The Cannes Film Festival's Competition has its heavy favourite for the Palme d'Or in Michael Haneke's Amour (Love), but each new day brings a wave of heavy-hitters seeking to mount their own challenge.
Best of the recents has been Killing Them Softly, Andrew Dominik's reunion with Brad Pitt following the arty, elegiac The Assassination Of Jesse James By The Coward Robert Ford. A more commercial collaboration than their first, this comic crime-thriller, shot with a down and dirty palette, is a blistering treat, a slick, smartly-scripted adaptation of the 1974 novel Cogan's Trade that pitches mob syndicates in the mould of America's cutthroat, bottom-line-obsessed boardrooms.
It starts with a pair of bottom-feeding dunces (Animal Kingdom's Ben Mendelsohn and Monster's Scoot McNairy, both excellent) knocking off a mob-controlled poker game, and Pitt's enforcer Jackie Cogan being called in to find them and kill them (softly or otherwise). Plenty of nasty violence along the way, but it's the series of stimulating dialogue encounters that take this beyond your average criminal encounter. Much of it bears a Tarantino-esque mark, including Cogan's regular updates to middle-management mob-man Richard Jenkins and his awkward heart-to-hearts with James Gandolfini's repugnant add-on hitman. And, set in 2008 New Orleans, the background noise is supplied by Obama's Presidential campaign rhetoric, so hopeful at the time, so hollow in hindsight.

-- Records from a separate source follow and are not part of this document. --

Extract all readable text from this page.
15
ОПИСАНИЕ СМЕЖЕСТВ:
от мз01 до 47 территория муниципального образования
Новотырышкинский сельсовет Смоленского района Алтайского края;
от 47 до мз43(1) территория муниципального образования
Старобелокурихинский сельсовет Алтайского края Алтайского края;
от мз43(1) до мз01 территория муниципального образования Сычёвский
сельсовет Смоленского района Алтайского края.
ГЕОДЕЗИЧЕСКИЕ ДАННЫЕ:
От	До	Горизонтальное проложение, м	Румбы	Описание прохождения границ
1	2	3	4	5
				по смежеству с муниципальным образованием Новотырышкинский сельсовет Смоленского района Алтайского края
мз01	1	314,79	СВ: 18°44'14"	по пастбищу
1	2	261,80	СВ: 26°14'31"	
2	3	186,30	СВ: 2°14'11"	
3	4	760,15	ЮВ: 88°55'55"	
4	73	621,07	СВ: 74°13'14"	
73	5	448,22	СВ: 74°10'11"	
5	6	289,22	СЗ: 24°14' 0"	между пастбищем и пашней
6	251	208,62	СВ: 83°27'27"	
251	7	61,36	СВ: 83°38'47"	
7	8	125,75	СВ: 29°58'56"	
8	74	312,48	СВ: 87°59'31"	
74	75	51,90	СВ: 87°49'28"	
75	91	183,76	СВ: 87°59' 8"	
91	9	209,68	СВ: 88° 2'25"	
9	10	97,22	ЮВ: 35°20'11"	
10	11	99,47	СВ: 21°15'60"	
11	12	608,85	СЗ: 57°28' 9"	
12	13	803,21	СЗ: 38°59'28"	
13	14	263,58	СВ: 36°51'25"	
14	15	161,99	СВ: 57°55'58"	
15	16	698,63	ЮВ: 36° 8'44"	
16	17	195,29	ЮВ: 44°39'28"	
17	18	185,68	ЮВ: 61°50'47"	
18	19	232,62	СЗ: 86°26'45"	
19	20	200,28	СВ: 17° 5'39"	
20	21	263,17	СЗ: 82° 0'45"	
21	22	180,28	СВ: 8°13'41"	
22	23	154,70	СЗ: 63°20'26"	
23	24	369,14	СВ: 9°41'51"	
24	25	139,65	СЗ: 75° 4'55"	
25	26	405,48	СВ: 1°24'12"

The film's attempts to tie itself to the decline of capitalism might be a bit strained, but overall Dominik's served up a mesmeric result and Pitt continues the rich vein of form he's been ploughing in recent years…
Kylie Minogue sings a ballad, Eva Mendes gets snatched by a leprechaun-troll and taken to his underground lair, and limousines banter together after a long hard day on the Parisian boulevards in Leos Carax's magnificently bonkers Holy Motors. Following Denis Lavant (who resembles Mickey Rourke's unwell cousin) as he's ferried around Paris on a series of bizarre assignments that involve him adopting different disguises, from a begging gypsy woman to a hitman hired to kill someone who turns out to be himself, Carax's fevered vision seems to be some kind of comment on acting and the nature of performance.
Or it could just be the results of a bad drug trip – we're none the wiser, really. The press screening received an overtly enthusiastic reception from critics and while it's hard to imagine the jury going for it in a big way, stranger things have happened – although nothing, frankly, will out-strange Holy Motors at Cannes this year.